Data moving process initiated by cronjob, running from 'clascron' account, for example for HPS experiment on clondaq5:

0,10,20,30,40,50 * * * * /usr/local/scicomp/jasmine/bin/jmigrate /data/stage5 /data/stage5 /mss/hallb/hps/physrun2019/data -jvm:-Dfile.transfer.client.displayrates=true

and for CLAS12 run group A on clondaq6:

0,10,20,30,40,50 * * * * /usr/local/scicomp/jasmine/bin/jmigrate /data/stage6 /data/stage6 /mss/clas12/rg-a/data -jvm:-Dfile.transfer.client.displayrates=true

Cronjob files for different run periods can be found in ~clascron/backup/ directory.


OLD

In auto.master make sure the auto.direct is mounted without timeout:

/-      /etc/auto.direct  --timeout 0

If changed, restart autofs (on RHEL7 do 'service autofs restart'). To forcibly unmount do 'umount -lf /xxx/yyy'.

Following have to be in auto.direct:

/lustre/scicomp/jasmine/fairy2 -fstype=nfs,rw,async,vers=3 scidaqgw10b:/lustre/scicomp/jasmine/fairy2

Following cronjob have to be running as user 'clascron' on machine moving data to tape:

# Scan for to-tape files every 15 minutes
10,25,40,55 * * * * /usr/local/scicomp/jasmine/bin/jmigrate /data/totape /data/totape /mss/clas12/er-a/data -jvm:-Dfile.transfer.client.displayrates=true
# access occasionally to keep it visible
* * * * * /bin/csh -c "(ls -al /lustre/scicomp/jasmine/fairy2/) >>&! /usr/logs/disks/clondaq6_lustre"
* * * * * /bin/csh -c "(sleep 48; rm -f /usr/logs/disks/clondaq6_lustre) >>&! /dev/null"

Log files are in

/usr/local/scicomp/jasmine/log/jmigrate/data-totape/.

If job stuck, remove the lock file:

rm /tmp/jmigrate-data-totape.lock

Useful command to check process status:

ps auxf | grep java

If see something like

clascron 128847  0.0  1.0 7307240 662088 ?      D    Dec14   0:00  \_ java -DJMirror.minFileModif.........

job marked as 'D' is in uninterruptable state and cannot not be kiiled by 'kill -9'. Other stuck jobs can be killed, they became <defunct>.

To see files on tape, ssh to ifarm65 and type:

ls -ltrh /mss/clas12/er-a/data/ | tail

To see files still in cache:

ls -ltrh /cache/mss/clas12/er-a/data/ | tail

To retrieve from the tape :

jget /mss/clas12/er-a/data/clas_00XXXX.evio.Y #copy to the current directory
jget /mss/clas12/er-a/data/clas_00XXXX.evio.Y /path/to/dir #copy to the directory with path
jget /mss/clas12/er-a/data/clas_00XXXX.evio.Y /mss/clas12/er-a/data/clas_00XXXX.evio.Z /path/to/dir # copy two files

Mover's status can be checked at https://scicomp.jlab.org/scicomp/index.html#/moverStatus.

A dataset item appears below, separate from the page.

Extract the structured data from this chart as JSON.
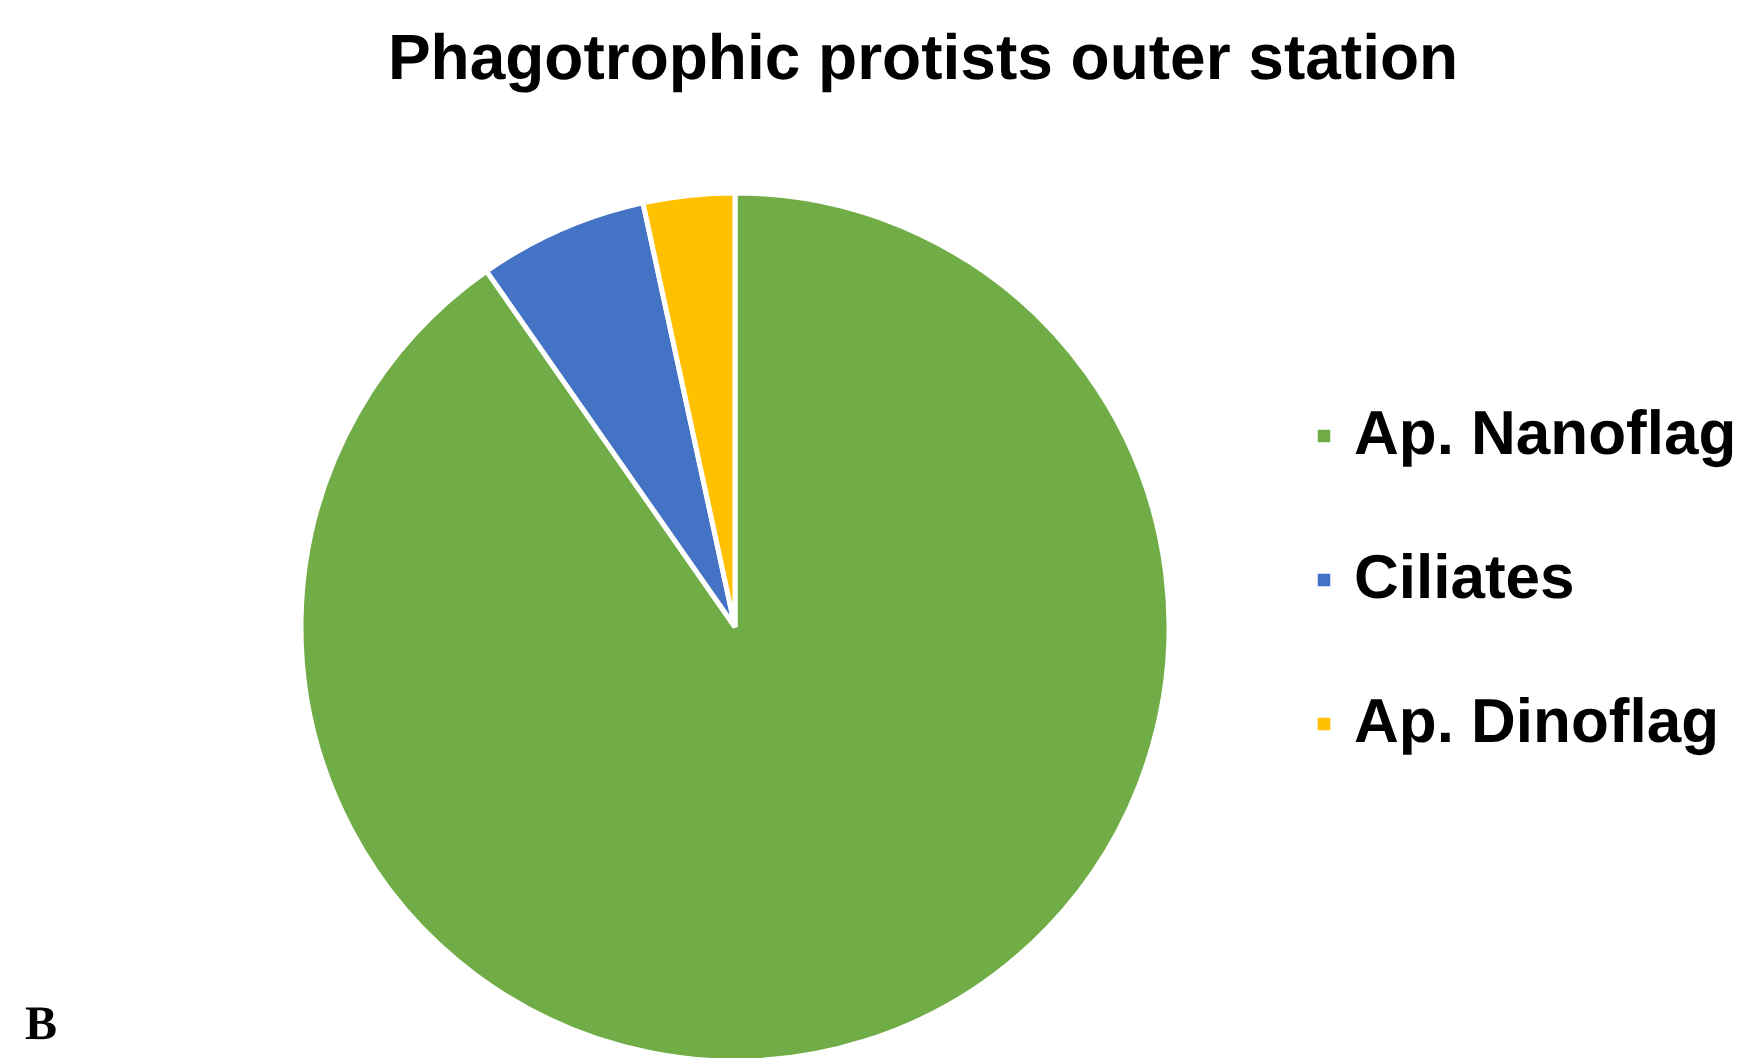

Job's schedule can be checked at https://scicomp.jlab.org/scicomp/index.html#/tapeJobsSchedule.

NOTE: problems were observed in Dec 2017 moving data with NFS-mounted scidaqgw10b or scidaqgw10f. To fix stuched job, jcancel have to be issued on movers side. When NFS mount was removed and process started to use network socket, everything works.